Le Prophète et le Vizir
Notre avis
L'avis de Siana :
Les ouvrages des éditions Dystopia ont cela de particulier qu’ils sont exempts de résumés de quatrième de couverture, laissant ainsi au lecteur la possibilité d’ouvrir ces livres sans a priori. Les couvertures elles-mêmes, toujours travaillées, contribuent à l’aura de mystère qui plane sur les ouvrages, ce qui n’est pas pour me déplaire.
Je vous invite donc à lire cette chronique uniquement si vous souhaitez savoir où l’on compte vous emmener. Quoi qu’on en pense, ce n’est pas tous les jours qu’on a la chance de pouvoir plonger totalement dans l’inconnu en tournant des pages.
Le Prophète et le Vizir est en fait un court et flamboyant recueil composé de deux nouvelles. Pour autant, ces textes sont de ceux que l’on déguste bouchée par bouchée.
Le style est évocateur, raffiné et élégant, un vrai plaisir à lire. Le lecteur se glisse dans cette histoire, emporté par les mots, prêt pour les merveilles qu’il s’attend à découvrir au détour des pages. En effet, ces textes tiennent indubitablement des Contes des mille et une nuits. Merveilleux et cruels, oniriques et intelligents, ils captivent qui veut bien s’y laisser prendre.
La première nouvelle, L’Ensemenceur, est aussi la plus longue. Elle possède une saveur toute particulière, mais également un côté fantasque et éclatant qui m’a beaucoup rappelé le réalisme magique espagnol. Loin de délirer ou de se montrer naïfs, les personnages veulent au contraire prendre leur destin en mains et sont prêts à tout pour cela, ne négligeant aucune piste, de la plus pure vilénie en passant par la magie. Ils croient et donnent ainsi force de vérité à tout ce qui pourrait nous sembler invraisemblable. Dans le réalisme magique, le quotidien semble toujours plus grand, plus lumineux, porteur de plus de possibilités et moins cloisonné par des limites triviales. C’est tout cela que m’a évoqué ce recueil.
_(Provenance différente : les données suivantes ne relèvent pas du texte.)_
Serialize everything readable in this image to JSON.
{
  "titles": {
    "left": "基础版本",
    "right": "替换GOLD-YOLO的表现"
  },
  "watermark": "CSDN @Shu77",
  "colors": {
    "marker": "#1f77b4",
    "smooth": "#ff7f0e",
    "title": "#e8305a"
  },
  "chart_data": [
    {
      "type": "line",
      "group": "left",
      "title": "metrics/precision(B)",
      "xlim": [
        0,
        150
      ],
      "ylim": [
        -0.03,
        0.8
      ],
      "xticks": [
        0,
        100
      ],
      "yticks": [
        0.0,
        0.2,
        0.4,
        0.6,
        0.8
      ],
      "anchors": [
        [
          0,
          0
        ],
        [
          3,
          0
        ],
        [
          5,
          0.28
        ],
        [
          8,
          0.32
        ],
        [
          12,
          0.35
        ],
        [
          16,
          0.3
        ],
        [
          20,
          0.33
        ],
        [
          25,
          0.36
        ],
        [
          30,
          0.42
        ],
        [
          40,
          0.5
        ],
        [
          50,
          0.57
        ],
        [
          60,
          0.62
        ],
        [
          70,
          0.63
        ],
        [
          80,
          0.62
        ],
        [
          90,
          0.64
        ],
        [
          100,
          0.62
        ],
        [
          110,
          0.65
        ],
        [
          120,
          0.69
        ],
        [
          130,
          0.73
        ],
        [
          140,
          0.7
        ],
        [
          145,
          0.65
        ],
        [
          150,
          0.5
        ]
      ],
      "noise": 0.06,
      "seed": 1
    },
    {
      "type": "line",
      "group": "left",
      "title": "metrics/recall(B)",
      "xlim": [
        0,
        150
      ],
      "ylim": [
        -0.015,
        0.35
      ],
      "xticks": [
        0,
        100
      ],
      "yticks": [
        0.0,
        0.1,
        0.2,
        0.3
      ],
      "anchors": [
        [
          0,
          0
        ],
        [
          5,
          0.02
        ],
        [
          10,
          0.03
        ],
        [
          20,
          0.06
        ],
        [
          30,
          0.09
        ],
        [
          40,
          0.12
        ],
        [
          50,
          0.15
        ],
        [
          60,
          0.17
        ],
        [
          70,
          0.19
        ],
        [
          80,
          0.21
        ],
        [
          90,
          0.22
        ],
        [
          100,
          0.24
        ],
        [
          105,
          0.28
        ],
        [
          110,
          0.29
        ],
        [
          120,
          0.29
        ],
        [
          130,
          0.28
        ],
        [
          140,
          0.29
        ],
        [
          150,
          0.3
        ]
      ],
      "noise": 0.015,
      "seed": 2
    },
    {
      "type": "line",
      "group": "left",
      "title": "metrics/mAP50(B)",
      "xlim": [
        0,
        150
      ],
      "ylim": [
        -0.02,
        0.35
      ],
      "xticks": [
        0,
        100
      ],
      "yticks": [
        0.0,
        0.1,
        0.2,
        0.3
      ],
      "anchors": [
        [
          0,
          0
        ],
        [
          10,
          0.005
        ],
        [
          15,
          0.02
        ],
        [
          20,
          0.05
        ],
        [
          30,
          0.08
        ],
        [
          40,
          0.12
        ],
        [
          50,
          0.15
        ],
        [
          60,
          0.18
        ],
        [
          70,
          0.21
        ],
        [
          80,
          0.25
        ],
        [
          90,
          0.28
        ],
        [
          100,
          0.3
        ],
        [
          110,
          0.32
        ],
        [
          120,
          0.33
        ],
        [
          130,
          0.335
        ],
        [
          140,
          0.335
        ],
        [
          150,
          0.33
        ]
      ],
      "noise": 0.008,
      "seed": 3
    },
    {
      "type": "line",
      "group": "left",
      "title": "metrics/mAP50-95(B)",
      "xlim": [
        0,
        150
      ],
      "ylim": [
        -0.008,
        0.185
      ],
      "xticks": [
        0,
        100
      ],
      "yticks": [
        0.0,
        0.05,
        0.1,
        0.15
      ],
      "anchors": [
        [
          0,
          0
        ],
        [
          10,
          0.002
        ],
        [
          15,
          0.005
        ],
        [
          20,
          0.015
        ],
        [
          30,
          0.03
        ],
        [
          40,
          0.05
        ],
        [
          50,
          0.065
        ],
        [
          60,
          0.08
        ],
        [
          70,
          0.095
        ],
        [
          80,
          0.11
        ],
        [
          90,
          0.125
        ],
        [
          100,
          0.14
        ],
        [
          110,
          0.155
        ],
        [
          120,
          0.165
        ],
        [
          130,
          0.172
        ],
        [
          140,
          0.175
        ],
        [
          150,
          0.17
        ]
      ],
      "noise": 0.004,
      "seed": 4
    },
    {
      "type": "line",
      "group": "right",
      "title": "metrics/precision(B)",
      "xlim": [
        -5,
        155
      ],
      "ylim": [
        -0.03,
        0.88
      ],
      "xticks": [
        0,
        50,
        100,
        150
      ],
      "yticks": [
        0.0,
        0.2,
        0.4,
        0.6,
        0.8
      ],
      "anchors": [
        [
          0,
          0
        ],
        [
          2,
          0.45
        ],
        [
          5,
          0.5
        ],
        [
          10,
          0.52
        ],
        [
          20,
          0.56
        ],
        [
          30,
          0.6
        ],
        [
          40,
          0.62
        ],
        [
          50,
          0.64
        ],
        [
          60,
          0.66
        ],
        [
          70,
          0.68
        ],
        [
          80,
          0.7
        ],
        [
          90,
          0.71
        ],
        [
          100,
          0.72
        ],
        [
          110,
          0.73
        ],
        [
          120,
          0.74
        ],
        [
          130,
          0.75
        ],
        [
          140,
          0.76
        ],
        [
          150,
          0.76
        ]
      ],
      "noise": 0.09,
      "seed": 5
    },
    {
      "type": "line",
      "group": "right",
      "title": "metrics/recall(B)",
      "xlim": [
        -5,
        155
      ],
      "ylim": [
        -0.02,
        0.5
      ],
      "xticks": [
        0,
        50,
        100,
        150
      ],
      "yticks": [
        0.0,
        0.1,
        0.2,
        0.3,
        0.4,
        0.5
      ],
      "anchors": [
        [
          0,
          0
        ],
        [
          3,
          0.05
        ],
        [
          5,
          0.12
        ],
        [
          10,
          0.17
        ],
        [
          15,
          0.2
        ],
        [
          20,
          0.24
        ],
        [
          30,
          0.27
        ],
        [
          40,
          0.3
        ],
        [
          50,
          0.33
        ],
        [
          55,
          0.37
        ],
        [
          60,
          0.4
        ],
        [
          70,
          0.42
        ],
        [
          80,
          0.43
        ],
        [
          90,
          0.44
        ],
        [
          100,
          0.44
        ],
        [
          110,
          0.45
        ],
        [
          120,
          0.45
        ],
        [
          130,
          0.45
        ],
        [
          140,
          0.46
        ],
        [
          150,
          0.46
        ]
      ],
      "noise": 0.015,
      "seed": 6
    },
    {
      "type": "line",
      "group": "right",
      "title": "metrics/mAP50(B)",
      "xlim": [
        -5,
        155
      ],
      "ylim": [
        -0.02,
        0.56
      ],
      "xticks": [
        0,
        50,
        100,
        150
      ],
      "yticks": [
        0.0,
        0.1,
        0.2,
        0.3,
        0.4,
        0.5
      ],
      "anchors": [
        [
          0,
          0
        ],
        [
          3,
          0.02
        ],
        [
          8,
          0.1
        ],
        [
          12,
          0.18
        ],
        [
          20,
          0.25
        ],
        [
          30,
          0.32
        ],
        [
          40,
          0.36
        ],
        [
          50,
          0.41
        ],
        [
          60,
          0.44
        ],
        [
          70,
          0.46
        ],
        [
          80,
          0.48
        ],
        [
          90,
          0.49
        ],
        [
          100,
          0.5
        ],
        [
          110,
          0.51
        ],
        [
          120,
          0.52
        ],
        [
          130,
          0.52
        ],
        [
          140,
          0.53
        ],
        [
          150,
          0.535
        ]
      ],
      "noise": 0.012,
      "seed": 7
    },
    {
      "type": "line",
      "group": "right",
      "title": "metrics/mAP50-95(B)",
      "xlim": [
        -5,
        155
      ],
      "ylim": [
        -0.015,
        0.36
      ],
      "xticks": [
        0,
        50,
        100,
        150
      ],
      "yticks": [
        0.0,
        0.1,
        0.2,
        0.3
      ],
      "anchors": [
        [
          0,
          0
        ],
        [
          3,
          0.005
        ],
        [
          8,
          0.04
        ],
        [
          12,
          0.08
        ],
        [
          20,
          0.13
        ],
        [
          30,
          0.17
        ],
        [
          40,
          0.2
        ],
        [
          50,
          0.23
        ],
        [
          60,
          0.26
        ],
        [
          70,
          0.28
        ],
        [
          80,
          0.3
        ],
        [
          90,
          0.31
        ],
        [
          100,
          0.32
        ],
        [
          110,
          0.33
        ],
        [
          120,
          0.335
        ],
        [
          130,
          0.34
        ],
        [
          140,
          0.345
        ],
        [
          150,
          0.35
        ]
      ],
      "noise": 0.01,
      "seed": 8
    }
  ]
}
La première nouvelle nous mène à la suite d’un pêcheur, au XIVe siècle de notre ère, devenu devin par la force des choses et que son don pousse à l’errance. De son périple autour de la méditerranée, au gré de ses rencontres, puis de ses intuitions, il ramène autant de victoires que de défaites. Mais la sapience de Kemal a une autre particularité : ses visions, d’un avenir très lointain et ainsi invérifiable, se rapprochent inexorablement de sa propre époque, lui procurant ainsi à la fois espoir et angoisse. Que finiront-elles par lui révéler sur son propre avenir ? Qu’adviendra-t-il de lui quand son pouvoir se sera entièrement consumé ?
Le personnage est aussi subtil qu’intéressant. Il est faillible, malgré son bon fond, et très humain dans les doutes qui le taraudent.
J’ai beaucoup aimé la façon dont les auteurs ont tissé des liens, prétendument invisibles, mais logiques, entre le passé et l’avenir. Allant d’une époque à l’autre, ils nous offrent une lecture de l’Histoire inédite, en se servant de ses zones d’ombres pour en exhumer des secrets de leur cru.
Ainsi ce texte, comme celui qui le suit, a valeur de fable, sans pour autant être lisse ou linéaire, et encore moins manichéen.
Si j’ai apprécié la première histoire, le second texte, celui qui offre à ce recueil l’autre partie de son titre, est néanmoins mon préféré. Les deux récits sont liés, l’un découlant directement de l’autre. On change de décor et de personnages, ou presque. La nouvelle est plus courte, mais plus intense.
Elle tranche avec celle qui la précède et qui nous ballottait au gré des voyages de son personnage, car elle nous plonge dans une attente fébrile. Elle est aussi plus onirique, plus fantasque, plus cynique. Elle figure une partie d’échecs que le Vizir engage contre le Destin. Entrelacée d’intermèdes qui mettent en valeur la progression de la partie, elle n’a de cesse de renforcer ce sentiment d’attente et d’inéluctabilité. Pourtant, l’on sent aussi que l’on pourrait être surpris.
J’ai beaucoup aimé la fin, bien qu’elle soit un peu abrupte à mon goût. Non pas que j’aurais apprécié plus de précisions, ceci dit.
Ce superbe recueil, tout en subtilité, qu’il s’agisse de son fond comme de sa forme, est un vrai petit bijou.